Spesso si perde in vaneggiamenti filosofico-esistenziali che non sempre comprendo e condivido, ma è una compagnia piacevole e intelligente che mi ha fatto riflettere molto sulle difficoltà di una vita come la sua. Dopo otto anni Kilian si sente stanco, confuso, perso. “Vorrei trovare un posto in cui fissare la mia dimora ma non è facile. Sono troppi anni che vado avanti così e non conosco un altro modo di vivere. Mi sento terribilmente solo. Nella mia vita entrano migliaia di persone e così come entrano se ne vanno tutte”, mi confessa una mattina con le lacrime che gli rigano il volto.
Già, non è affatto facile la vita del nomade solitario, probabilmente in fondo l’ho sempre saputo ed è questa la ragione per cui non ho mai avuto il coraggio di mollare tutto e vivere così. Nei suoi occhi ho letto subito tristezza, solitudine, dolore, bisogno che lui non ha fatto nulla per nascondermi.
Perché quando viaggi da solo, e a lungo, è tutto più accelerato, ti connetti con le persone che incontri a una velocità supersonica e il tempo che passi con loro diventa infinito: che siano ore, giorni, settimane o mesi, non fa alcuna differenza. E quando poi riprendi il cammino ti senti come se stessi perdendo la persona, o le persone, più importanti della tua vita, e ti senti perso, spaesato, smarrito. Quantomeno, a me succede così!
Scusa la digressione, il flusso dei miei pensieri è talmente rapido e imponente che le mie dita non riescono a opporsi. Ma torniamo a noi…
Ponta de Areia ci accoglie di lunedì pomeriggio ed è praticamente deserta.

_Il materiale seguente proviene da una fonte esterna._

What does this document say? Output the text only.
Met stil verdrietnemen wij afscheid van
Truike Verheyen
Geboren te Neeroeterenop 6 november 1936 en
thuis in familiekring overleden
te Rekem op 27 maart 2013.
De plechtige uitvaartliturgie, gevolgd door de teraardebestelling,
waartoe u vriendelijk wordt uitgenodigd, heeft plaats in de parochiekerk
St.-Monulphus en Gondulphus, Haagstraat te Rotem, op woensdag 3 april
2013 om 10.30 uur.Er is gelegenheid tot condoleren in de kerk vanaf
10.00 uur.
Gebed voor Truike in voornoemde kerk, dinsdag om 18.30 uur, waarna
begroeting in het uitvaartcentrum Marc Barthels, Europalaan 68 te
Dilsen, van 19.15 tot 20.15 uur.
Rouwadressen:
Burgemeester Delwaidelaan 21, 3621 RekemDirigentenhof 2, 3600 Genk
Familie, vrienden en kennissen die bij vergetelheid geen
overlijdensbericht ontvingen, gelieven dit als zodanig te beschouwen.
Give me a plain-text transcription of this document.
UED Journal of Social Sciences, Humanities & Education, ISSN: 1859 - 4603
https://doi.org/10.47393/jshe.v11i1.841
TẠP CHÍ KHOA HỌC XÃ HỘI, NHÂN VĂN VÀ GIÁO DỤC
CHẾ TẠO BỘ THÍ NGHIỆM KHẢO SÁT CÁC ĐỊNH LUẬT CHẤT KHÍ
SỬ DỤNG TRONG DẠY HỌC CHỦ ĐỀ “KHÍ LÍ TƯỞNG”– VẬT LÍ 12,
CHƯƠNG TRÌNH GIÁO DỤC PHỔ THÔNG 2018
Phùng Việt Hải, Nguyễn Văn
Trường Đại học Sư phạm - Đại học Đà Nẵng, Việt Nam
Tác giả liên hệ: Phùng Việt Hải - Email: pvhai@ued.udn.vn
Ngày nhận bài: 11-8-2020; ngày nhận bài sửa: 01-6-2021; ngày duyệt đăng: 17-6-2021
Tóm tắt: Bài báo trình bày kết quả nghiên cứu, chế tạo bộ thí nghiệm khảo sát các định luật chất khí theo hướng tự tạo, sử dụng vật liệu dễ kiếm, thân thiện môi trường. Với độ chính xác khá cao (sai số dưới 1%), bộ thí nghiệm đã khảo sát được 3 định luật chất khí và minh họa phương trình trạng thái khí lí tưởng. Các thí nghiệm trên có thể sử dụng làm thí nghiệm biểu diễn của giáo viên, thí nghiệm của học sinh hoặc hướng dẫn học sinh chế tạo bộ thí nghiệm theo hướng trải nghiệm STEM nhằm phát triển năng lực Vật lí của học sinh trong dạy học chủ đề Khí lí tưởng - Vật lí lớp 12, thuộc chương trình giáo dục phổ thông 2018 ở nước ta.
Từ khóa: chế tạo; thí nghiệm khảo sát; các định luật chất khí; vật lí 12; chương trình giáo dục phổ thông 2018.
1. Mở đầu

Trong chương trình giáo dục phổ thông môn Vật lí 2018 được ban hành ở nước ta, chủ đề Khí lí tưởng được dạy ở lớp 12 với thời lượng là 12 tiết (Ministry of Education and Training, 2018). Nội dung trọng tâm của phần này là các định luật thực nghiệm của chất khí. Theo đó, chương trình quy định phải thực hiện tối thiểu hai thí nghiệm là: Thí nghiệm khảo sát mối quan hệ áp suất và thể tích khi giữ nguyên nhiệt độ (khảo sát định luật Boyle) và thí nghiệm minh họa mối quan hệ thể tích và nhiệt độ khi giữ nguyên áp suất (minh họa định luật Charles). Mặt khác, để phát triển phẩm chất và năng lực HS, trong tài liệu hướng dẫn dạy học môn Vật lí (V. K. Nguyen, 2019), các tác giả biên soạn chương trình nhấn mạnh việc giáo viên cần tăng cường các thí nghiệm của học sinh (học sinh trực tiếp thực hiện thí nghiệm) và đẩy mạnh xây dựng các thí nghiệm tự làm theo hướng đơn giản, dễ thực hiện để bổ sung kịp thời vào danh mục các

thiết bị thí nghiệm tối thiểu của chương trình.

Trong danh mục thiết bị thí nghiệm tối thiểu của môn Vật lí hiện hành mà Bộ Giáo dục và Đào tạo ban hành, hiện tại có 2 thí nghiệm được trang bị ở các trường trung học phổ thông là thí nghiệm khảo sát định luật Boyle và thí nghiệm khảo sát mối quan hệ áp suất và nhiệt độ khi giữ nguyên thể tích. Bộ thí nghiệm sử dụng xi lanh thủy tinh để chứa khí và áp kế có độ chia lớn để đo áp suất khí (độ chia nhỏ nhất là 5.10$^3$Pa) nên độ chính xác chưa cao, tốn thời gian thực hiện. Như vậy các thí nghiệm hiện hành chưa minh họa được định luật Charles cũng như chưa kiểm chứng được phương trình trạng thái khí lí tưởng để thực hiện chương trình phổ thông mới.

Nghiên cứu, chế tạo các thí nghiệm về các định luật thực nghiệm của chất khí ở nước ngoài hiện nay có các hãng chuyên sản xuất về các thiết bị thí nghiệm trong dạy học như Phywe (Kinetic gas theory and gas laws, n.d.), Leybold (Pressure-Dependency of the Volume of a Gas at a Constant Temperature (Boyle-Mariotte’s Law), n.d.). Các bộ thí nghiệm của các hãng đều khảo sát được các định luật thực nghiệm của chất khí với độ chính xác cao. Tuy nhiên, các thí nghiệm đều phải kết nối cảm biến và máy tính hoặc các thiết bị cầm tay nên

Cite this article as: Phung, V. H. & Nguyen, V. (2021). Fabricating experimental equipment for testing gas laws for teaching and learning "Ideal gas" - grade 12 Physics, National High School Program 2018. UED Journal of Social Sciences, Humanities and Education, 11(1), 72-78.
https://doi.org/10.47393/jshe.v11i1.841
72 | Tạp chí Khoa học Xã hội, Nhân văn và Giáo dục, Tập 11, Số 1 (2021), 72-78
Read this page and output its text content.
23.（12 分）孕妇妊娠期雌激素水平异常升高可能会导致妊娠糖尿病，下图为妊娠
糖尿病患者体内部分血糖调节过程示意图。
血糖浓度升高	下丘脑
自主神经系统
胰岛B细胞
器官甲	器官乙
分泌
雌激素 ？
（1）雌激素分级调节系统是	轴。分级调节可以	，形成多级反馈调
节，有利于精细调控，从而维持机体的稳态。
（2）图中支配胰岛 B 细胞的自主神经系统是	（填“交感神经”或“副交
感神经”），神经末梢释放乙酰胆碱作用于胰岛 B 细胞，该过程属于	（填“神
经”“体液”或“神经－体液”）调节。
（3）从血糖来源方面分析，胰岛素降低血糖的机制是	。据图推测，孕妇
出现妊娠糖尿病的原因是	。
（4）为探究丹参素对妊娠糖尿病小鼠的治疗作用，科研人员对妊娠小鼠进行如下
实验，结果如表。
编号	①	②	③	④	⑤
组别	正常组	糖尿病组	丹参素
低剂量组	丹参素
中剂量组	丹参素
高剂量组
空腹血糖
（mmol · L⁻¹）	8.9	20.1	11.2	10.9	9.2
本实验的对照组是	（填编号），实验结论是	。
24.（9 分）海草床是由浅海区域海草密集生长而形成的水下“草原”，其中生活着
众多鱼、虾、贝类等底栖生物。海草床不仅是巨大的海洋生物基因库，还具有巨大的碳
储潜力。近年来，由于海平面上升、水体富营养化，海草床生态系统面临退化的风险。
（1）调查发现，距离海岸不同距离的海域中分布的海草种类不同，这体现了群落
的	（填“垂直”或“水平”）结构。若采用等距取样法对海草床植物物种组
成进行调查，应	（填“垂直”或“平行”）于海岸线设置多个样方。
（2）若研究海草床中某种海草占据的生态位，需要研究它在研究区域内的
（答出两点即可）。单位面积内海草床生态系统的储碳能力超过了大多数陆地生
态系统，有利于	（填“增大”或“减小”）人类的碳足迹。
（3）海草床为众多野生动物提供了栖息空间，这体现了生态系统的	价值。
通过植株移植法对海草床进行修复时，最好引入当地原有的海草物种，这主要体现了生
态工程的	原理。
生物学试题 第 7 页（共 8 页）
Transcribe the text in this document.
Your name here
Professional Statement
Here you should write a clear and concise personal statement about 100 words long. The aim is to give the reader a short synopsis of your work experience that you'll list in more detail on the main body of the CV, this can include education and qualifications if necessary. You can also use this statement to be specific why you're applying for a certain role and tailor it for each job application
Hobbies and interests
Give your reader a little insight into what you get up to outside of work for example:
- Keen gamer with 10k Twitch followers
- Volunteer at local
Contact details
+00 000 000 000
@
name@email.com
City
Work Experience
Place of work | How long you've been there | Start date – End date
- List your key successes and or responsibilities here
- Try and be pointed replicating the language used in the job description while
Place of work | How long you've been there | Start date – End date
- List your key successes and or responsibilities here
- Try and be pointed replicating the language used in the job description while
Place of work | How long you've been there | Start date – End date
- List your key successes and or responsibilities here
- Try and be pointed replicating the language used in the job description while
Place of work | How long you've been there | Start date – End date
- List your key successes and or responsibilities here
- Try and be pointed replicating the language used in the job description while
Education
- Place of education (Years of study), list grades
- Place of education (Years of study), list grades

Acque tranquille e caldissime, il che non è poi così scontato in questa zona le cui spiagge ventose ben si prestano a praticare Kite e Surf, una lunga strada che costeggia la spiaggia disseminata di ristorantini vista mare, qualche pousada tutt’altro che economica, graziose villette che affittano stanze e un paio di negozietti di alimentari che si differenziano per il nome ma non per la merce.
Nella ricerca di un posticino sicuro in cui piantare la tenda ci imbattiamo in due fratelli argentini, Tony e Jorge, che ci invitano ad accampare davanti al loro ristorante sotto l’ala protettiva del vigilante notturno. “Es peligroso acampar adonde sea”, ci dice Tony offrendoci una birra. “Aqui estàn en su casa, pueden utilizar la cocina, el baño y quedarse hasta cuando quieran.”
Bingo. Un paio di giorni di totale relax è l’ideale per rigenerare corpo e spirito. Mare, spiaggia, sole, una leggera brezza, le nuvole che disegnano il cielo, la notte stellata con la luna che si appresta a esprimersi in tutta la sua interezza. Una bottiglia di cachaza e la musica di Kilian che anima la serata: se non fosse per la presenza in cucina di cucarachas dalle dimensioni esagerate, dilaterei questo momento all’infinito.
Purtroppo però l’infinito dura solo un paio di giorni. A Salvador mi attendono per la cena di Natale da celebrare tra le mura familiari dell’Hostel Torre. Mi sento bene, mi sento a casa, mi sento amata. Un Natale perfetto e Neuza, che mi tratta più come una sorella che come una volontaria, mi abbona i giorni in cui non ho lavorato e mi regala anche il weekend di Natale.
Senza pensarci due volte propongo a Chris, una spagnola che è a Salvador per un intercambio universitario, di tornare con me a Ilha Itaparica. Ho voglia di condividere un pezzo di strada con lei nonostante la notevole differenza di età. Quando si viaggia si abbattono tutte le barriere!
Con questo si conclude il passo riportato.